Cosa significano le sigle VFI, VFD, VI, che si trovano su alcuni UPS?

Amerigo Alberti, Milano

Domanda concisa che richiede però una risposta solo un poco più estesa. La norma EN 62040-3 (in Italia CEI 22-24) distingue gli UPS secondo un criterio, piuttosto evocativo per il comportamento in tensione e frequenza. Sono state definite diverse tipologie di UPS contraddistinte dalla combinazione di più lettere e numeri, indice della capacità di condizionare o meno la forma d’onda della tensione:

  • VFI: dall’inglese Voltage and Frequency Independent, ovvero tensione e frequenza all’uscita dell’UPS indipendente rispetto a quelle in ingresso;
  • VFD: dall’inglese Voltage and Frequency Dependent, ovvero tensione e frequenza all’uscita dell’UPS legate a quelle in ingresso;
  • VI: dall’inglese Voltage Independent, ovvero tensione all’uscita dell’UPS indipendente da quella in ingresso, frequenza invece imposta dalla rete.

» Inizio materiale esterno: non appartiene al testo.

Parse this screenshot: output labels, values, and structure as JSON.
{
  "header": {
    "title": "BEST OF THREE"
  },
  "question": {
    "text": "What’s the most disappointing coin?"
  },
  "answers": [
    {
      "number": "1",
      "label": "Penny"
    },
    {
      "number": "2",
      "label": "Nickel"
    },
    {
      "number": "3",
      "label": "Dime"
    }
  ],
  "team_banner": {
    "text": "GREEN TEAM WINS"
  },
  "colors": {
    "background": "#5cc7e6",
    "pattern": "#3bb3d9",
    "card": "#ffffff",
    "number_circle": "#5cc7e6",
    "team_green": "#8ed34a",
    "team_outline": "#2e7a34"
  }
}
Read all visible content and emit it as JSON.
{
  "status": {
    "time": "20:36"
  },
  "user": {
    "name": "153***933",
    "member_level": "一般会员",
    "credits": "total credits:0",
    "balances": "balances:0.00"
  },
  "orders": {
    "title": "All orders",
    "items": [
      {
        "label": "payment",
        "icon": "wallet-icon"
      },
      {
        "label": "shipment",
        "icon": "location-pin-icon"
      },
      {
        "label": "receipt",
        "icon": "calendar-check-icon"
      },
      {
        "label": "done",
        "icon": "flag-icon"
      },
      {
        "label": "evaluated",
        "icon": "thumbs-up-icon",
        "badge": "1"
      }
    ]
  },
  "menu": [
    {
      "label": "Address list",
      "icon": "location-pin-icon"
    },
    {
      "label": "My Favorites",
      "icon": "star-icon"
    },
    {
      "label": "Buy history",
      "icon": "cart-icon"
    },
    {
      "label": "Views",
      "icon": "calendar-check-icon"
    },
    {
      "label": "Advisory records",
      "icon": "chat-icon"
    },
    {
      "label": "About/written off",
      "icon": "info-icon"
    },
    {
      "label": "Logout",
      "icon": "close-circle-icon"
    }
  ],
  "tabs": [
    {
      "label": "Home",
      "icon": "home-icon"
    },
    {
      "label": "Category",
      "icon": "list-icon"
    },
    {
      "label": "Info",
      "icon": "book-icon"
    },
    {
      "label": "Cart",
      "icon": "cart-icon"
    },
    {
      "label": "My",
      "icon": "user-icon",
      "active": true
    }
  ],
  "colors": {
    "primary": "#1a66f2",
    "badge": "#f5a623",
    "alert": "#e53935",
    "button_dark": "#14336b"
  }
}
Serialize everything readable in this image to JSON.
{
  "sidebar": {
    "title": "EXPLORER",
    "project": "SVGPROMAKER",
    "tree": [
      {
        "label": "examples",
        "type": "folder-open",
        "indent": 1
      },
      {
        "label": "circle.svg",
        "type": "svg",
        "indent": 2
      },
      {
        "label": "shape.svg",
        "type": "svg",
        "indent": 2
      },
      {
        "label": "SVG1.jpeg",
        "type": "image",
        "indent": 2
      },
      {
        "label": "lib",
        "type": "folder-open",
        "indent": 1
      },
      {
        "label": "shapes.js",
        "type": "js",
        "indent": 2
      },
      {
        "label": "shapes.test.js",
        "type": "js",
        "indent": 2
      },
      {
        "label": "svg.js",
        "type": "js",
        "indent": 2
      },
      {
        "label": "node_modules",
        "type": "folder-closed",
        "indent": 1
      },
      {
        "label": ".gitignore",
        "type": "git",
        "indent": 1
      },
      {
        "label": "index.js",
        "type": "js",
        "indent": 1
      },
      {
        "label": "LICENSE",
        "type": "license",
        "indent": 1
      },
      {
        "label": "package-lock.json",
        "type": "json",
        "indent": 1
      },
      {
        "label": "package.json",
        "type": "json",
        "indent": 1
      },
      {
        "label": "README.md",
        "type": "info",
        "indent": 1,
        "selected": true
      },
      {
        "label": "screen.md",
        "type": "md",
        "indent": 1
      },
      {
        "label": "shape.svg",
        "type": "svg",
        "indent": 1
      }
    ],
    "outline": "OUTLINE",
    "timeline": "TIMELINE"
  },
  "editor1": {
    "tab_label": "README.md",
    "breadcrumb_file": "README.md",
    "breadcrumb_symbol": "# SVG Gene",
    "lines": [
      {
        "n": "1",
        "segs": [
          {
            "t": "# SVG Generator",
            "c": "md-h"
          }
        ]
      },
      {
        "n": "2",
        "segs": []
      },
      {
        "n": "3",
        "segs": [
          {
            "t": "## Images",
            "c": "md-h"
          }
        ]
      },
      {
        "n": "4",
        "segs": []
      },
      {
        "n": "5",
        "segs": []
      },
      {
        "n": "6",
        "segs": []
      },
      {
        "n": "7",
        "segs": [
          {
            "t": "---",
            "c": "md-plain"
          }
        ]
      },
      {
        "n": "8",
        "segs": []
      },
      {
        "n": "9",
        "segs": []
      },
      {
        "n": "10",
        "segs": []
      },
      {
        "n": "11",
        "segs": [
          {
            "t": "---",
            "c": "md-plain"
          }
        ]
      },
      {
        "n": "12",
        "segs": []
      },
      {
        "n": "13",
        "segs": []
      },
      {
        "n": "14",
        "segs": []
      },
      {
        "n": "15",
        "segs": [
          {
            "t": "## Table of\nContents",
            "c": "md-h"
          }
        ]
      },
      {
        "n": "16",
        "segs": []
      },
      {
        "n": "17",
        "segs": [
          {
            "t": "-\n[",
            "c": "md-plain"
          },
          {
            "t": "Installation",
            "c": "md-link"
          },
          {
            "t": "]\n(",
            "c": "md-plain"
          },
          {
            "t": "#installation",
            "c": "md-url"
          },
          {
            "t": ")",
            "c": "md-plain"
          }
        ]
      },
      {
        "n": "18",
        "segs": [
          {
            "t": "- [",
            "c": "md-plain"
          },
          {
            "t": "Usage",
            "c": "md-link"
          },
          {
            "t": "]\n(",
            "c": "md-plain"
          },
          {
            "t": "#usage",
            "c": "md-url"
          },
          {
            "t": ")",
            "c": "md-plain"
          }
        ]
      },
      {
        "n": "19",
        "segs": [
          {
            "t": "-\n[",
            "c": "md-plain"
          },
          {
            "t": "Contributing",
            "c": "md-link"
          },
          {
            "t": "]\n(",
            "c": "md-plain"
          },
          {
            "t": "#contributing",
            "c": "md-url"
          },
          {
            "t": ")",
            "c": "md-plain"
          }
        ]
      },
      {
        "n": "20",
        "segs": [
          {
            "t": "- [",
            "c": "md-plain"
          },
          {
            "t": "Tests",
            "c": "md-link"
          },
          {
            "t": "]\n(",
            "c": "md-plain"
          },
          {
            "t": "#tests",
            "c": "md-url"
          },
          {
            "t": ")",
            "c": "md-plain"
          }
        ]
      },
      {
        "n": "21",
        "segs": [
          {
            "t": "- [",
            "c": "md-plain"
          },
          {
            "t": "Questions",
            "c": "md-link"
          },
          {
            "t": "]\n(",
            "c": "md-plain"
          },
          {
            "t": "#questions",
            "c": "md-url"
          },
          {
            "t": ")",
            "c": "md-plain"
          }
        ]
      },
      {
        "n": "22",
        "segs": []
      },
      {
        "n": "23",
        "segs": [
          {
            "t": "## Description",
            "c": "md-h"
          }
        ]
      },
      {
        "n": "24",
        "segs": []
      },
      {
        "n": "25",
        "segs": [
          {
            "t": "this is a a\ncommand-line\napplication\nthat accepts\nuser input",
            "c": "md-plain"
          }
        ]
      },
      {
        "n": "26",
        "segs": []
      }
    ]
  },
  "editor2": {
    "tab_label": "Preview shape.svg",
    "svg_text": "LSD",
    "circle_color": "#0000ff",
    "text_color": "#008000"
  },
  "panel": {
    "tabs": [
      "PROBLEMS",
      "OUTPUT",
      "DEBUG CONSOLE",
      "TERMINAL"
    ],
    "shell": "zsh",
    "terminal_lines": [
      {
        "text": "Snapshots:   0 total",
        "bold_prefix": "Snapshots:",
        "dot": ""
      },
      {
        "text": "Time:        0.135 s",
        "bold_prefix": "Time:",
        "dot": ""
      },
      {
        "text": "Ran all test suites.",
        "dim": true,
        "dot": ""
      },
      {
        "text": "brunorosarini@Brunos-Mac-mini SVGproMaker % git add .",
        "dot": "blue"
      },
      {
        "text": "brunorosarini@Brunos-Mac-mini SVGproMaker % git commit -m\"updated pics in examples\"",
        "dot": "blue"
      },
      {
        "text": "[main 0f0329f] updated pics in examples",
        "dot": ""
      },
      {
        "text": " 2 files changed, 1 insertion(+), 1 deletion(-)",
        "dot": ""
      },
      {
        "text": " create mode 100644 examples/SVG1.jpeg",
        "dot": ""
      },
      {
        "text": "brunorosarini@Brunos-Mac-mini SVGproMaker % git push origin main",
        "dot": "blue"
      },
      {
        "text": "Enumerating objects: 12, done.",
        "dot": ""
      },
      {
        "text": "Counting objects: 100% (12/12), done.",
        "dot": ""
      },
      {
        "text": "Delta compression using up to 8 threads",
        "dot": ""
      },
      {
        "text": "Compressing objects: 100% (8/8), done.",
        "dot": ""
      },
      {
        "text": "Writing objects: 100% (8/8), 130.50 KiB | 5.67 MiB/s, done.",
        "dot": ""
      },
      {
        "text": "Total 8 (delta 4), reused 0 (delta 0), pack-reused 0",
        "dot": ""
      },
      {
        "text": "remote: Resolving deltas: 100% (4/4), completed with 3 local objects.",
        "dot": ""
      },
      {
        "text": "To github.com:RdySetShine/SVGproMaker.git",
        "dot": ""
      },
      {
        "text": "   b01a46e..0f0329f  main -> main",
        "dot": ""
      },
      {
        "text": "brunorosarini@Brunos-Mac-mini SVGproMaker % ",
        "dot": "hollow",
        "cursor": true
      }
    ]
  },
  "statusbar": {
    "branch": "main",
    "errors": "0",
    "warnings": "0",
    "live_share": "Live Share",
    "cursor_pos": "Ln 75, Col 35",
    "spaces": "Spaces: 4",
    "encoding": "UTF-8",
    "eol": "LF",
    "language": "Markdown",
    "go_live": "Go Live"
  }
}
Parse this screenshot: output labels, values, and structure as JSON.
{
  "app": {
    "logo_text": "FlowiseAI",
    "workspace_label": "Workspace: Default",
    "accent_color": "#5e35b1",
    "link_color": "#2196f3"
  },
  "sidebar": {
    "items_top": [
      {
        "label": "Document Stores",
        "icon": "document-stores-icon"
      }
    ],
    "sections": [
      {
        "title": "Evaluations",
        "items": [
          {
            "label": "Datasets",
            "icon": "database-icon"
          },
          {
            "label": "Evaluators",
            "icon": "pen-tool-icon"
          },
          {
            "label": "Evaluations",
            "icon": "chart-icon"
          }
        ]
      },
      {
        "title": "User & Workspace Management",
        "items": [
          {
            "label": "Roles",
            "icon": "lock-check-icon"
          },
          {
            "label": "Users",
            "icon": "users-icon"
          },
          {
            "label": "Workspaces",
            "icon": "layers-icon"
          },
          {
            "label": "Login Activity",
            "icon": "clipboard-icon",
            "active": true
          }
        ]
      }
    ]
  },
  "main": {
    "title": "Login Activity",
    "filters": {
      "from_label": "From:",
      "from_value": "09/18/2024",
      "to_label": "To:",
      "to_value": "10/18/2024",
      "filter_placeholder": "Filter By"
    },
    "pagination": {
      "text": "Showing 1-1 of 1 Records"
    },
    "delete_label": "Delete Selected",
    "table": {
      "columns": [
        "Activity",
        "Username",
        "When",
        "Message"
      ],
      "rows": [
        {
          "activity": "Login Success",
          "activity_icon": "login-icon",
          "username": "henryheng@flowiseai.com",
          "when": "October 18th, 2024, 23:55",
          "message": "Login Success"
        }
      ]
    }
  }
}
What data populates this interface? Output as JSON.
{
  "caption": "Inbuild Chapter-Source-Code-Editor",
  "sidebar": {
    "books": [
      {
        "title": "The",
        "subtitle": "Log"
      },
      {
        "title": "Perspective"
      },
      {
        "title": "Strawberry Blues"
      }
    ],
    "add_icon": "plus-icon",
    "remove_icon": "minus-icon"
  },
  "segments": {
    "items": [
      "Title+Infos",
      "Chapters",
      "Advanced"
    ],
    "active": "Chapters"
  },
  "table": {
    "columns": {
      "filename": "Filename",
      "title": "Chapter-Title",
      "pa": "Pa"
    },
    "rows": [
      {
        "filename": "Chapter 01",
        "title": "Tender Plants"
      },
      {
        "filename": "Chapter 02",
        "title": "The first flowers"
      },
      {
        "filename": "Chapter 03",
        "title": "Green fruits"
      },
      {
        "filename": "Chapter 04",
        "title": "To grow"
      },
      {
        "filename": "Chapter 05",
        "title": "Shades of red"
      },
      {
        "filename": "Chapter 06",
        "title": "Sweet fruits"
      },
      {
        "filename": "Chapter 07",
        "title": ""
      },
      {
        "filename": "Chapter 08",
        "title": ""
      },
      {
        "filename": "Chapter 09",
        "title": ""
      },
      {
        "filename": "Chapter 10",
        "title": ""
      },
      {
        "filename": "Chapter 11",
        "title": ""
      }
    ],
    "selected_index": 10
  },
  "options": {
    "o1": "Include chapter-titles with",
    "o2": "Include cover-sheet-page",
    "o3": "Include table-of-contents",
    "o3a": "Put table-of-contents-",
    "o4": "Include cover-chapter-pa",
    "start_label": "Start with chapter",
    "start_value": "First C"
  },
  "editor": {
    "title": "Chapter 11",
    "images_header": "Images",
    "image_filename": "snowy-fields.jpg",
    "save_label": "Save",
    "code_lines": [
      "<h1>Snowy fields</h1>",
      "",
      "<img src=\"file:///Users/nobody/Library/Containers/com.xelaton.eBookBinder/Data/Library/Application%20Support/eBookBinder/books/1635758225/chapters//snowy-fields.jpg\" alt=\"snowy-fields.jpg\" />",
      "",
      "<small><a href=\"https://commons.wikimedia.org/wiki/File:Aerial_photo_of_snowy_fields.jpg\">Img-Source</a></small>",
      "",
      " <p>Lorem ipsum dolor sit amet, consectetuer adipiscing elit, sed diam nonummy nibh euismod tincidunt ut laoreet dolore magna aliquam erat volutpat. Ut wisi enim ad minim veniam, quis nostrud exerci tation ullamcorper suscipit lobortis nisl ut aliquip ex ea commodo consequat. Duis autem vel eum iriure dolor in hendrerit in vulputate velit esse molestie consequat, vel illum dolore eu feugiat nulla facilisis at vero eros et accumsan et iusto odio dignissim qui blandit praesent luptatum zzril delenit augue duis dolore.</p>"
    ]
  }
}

L’aggiunta di altre due lettere (funzionamento in modo normale o bypass la prima e da batteria la seconda) fornisce informazioni circa la forma d’onda in uscita, ovvero relativamente al contenuto armonico:

  • S: sinusoidale (THDu <8%);
  • X: sinusoidale con carico lineare; non sinusoidale con carico distorcente (THDu >8%);
  • Y: non sinusoidale.

Infine, una terna di numeri variabili da 1 a 4 definisce la prestazione dinamica della tensione d’uscita in funzione delle variazioni di carico, rispettivamente interruzione nulla, ≤1 ms, ≤10 ms e secondo parametri del costruttore:

  • primo numero: prestazione in condizioni di cambiamento del modo di funzionamento;
  • secondo numero: prestazione in condizioni di variazione del carico lineare, in modo di funzionamento normale/da batteria;
  • terzo numero: prestazione in condizioni di variazione del carico non lineare, in modo di funzionamento normale/da batteria.